Vous devez penser qu’au moyen de la suppression des contributions anciennes les peuples affranchis n’auront point de revenus ; ils auront recours à vous, et le comité des finances croit qu’il est nécessaire d’ouvrir le Trésor public à tous les peuples qui voudront être libres. Quels sont nos trésors ? Ce sont nos biens territoriaux que nous avons réalisés en assignats. Conséquemment, en entrant dans un pays, en supprimant ses contributions, en offrant au peuple une partie de nos trésors pour l’aider à reconquérir sa liberté, nous lui offrirons notre monnaie révolutionnaire. (Applaudissements.) Cette monnaie deviendra la sienne ; nous n’aurons pas besoin alors d’acheter à grands frais du numéraire pour trouver dans le pays même des habillements et des vivres ; un même intérêt réunira les deux peuples pour combattre la tyrannie ; dès lors, nous augmenterons notre propre puissance, puisque nous aurons un moyen d’écoulement pour diminuer la masse des assignats circulant en France et l’hypothèque que fourniront les biens mis sous la garde de la République augmentera le crédit de ces mêmes assignats.

Il sera possible qu’on ait recours à des contributions extraordinaires, mais alors la République française ne les fera pas établir par ses propres généraux ; ce mode militaire ne serait propre qu’à jeter dans l’esprit des contribuables une défaveur non méritée sur nos principes. Nous ne sommes point agents du fisc ; nous ne voulons point vexer le peuple ; eh bien, vos commissaires, en se concertant avec les administrateurs provisoires, trouveront des moyens plus doux. Les administrateurs provisoires pourront établir sur les riches des contributions extraordinaires qu’un besoin imprévu pourrait exiger, et les commissaires nationaux, nommés par le pouvoir exécutif, veilleront à ce que les contributions ne soient pas supportées par la classe laborieuse et indigente. C’est par là que nous ferons aimer au peuple la liberté ; il ne paiera plus rien et il administrera tout.
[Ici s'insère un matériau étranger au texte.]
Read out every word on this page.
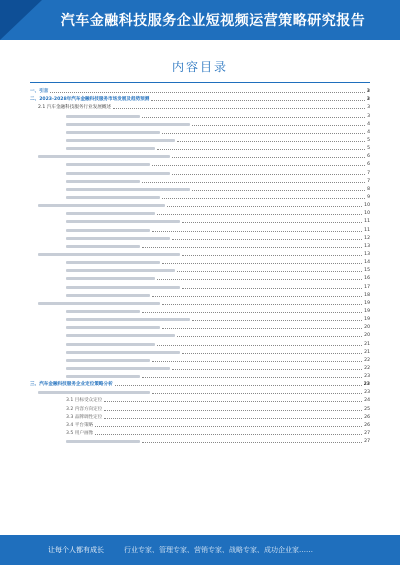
汽车金融科技服务企业短视频运营策略研究报告
内容目录
一、引言	3
二、2023-2028年汽车金融科技服务市场发展及趋势预测	3
2.1 汽车金融科技服务行业发展概述	3
3
4
4
5
5
6
6
7
7
8
9
10
10
11
11
12
13
13
14
15
16
17
18
19
19
19
20
20
21
21
22
22
23
三、汽车金融科技服务企业定位策略分析	23
23
3.1 目标受众定位	24
3.2 内容方向定位	25
3.3 品牌调性定位	26
3.4 平台策略	26
3.5 用户画像	27
27
让每个人都有成长	行业专家、管理专家、营销专家、战略专家、成功企业家……
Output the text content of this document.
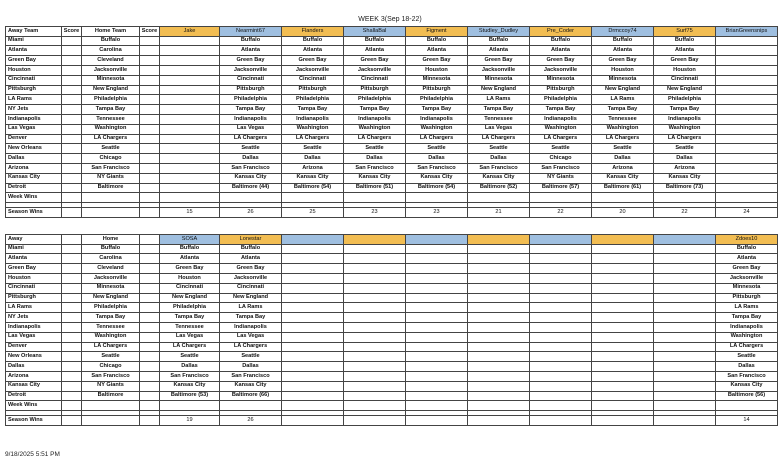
WEEK 3(Sep 18-22)
Away Team	Score	Home Team	Score	Jake	Nearmint67	Flanders	ShallaBal	Figment	Studley_Dudley	Pre_Coder	Drmccoy74	Surf75	BrianGreensnips
Miami		Buffalo			Buffalo	Buffalo	Buffalo	Buffalo	Buffalo	Buffalo	Buffalo	Buffalo	
Atlanta		Carolina			Atlanta	Atlanta	Atlanta	Atlanta	Atlanta	Atlanta	Atlanta	Atlanta	
Green Bay		Cleveland			Green Bay	Green Bay	Green Bay	Green Bay	Green Bay	Green Bay	Green Bay	Green Bay	
Houston		Jacksonville			Jacksonville	Jacksonville	Jacksonville	Houston	Jacksonville	Jacksonville	Houston	Houston	
Cincinnati		Minnesota			Cincinnati	Cincinnati	Cincinnati	Minnesota	Minnesota	Minnesota	Minnesota	Cincinnati	
Pittsburgh		New England			Pittsburgh	Pittsburgh	Pittsburgh	Pittsburgh	New England	Pittsburgh	New England	New England	
LA Rams		Philadelphia			Philadelphia	Philadelphia	Philadelphia	Philadelphia	LA Rams	Philadelphia	LA Rams	Philadelphia	
NY Jets		Tampa Bay			Tampa Bay	Tampa Bay	Tampa Bay	Tampa Bay	Tampa Bay	Tampa Bay	Tampa Bay	Tampa Bay	
Indianapolis		Tennessee			Indianapolis	Indianapolis	Indianapolis	Indianapolis	Tennessee	Indianapolis	Tennessee	Indianapolis	
Las Vegas		Washington			Las Vegas	Washington	Washington	Washington	Las Vegas	Washington	Washington	Washington	
Denver		LA Chargers			LA Chargers	LA Chargers	LA Chargers	LA Chargers	LA Chargers	LA Chargers	LA Chargers	LA Chargers	
New Orleans		Seattle			Seattle	Seattle	Seattle	Seattle	Seattle	Seattle	Seattle	Seattle	
Dallas		Chicago			Dallas	Dallas	Dallas	Dallas	Dallas	Chicago	Dallas	Dallas	
Arizona		San Francisco			San Francisco	Arizona	San Francisco	San Francisco	San Francisco	San Francisco	Arizona	Arizona	
Kansas City		NY Giants			Kansas City	Kansas City	Kansas City	Kansas City	Kansas City	NY Giants	Kansas City	Kansas City	
Detroit		Baltimore			Baltimore (44)	Baltimore (54)	Baltimore (51)	Baltimore (54)	Baltimore (52)	Baltimore (57)	Baltimore (61)	Baltimore (73)	
Week Wins													

Season Wins				15	26	25	23	23	21	22	20	22	24
Away		Home		SOSA	Lonestar								Zdoes10
Miami		Buffalo		Buffalo	Buffalo								Buffalo
Atlanta		Carolina		Atlanta	Atlanta								Atlanta
Green Bay		Cleveland		Green Bay	Green Bay								Green Bay
Houston		Jacksonville		Houston	Jacksonville								Jacksonville
Cincinnati		Minnesota		Cincinnati	Cincinnati								Minnesota
Pittsburgh		New England		New England	New England								Pittsburgh
LA Rams		Philadelphia		Philadelphia	LA Rams								LA Rams
NY Jets		Tampa Bay		Tampa Bay	Tampa Bay								Tampa Bay
Indianapolis		Tennessee		Tennessee	Indianapolis								Indianapolis
Las Vegas		Washington		Las Vegas	Las Vegas								Washington
Denver		LA Chargers		LA Chargers	LA Chargers								LA Chargers
New Orleans		Seattle		Seattle	Seattle								Seattle
Dallas		Chicago		Dallas	Dallas								Dallas
Arizona		San Francisco		San Francisco	San Francisco								San Francisco
Kansas City		NY Giants		Kansas City	Kansas City								Kansas City
Detroit		Baltimore		Baltimore (53)	Baltimore (66)								Baltimore (56)
Week Wins													

Season Wins				19	26								14
9/18/2025 5:51 PM
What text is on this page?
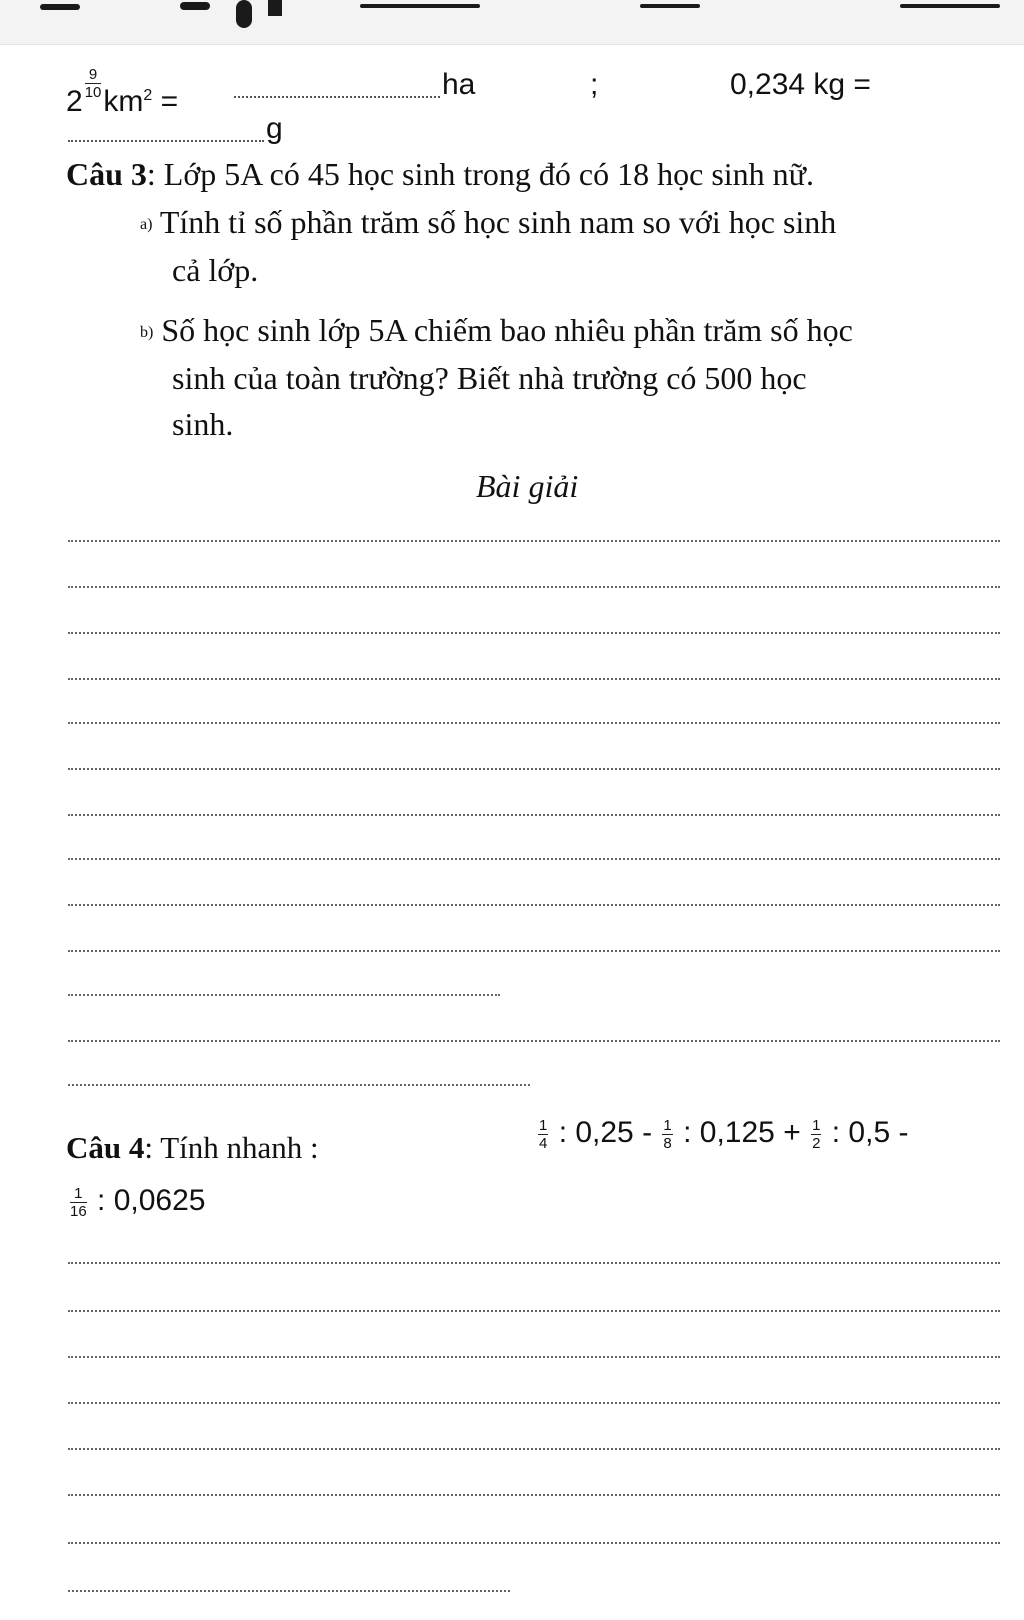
2
$\frac{9}{10}$
$km^2$ =
ha	;	0,234 kg =
g
Câu 3: Lớp 5A có 45 học sinh trong đó có 18 học sinh nữ.
a) Tính tỉ số phần trăm số học sinh nam so với học sinh
cả lớp.
b) Số học sinh lớp 5A chiếm bao nhiêu phần trăm số học
sinh của toàn trường? Biết nhà trường có 500 học
sinh.
Bài giải
Câu 4: Tính nhanh :	$\frac{1}{4}$ : $0,25 - \frac{1}{8}$ : $0,125 + \frac{1}{2}$ : 0,5 -
$\frac{1}{16}$ : 0,0625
Mais vous n’avez encore rien fait si vous ne déclarez hautement la sévérité de vos principes contre quiconque voudrait une demi-liberté ! Vous voulez que les peuples chez qui vous portez vos armes soient libres. S’ils se réconcilient avec les castes privilégiées, vous ne devez pas souffrir cette transaction honteuse avec les tyrans. Il faut donc dire aux peuples qui voudraient conserver des castes privilégiées : Vous êtes nos ennemis ; alors on les traitera comme tels, puisqu’ils ne voudront ni liberté, ni égalité. Si, au contraire, ils paraissent disposés à un régime libre et populaire, vous devez non seulement leur donner assistance, mais les assurer d’une protection durable. Déclarez donc que vous ne traiterez jamais avec les anciens tyrans ; car les peuples pourraient craindre que vous ne les sacrifiassiez à l’intérêt de la paix. (Applaudissements.)

Dictature révolutionnaire de la France, ai-je dit ? En tout cas, c’est ce qu’on peut appeler le protectorat révolutionnaire de la France sur les peuples.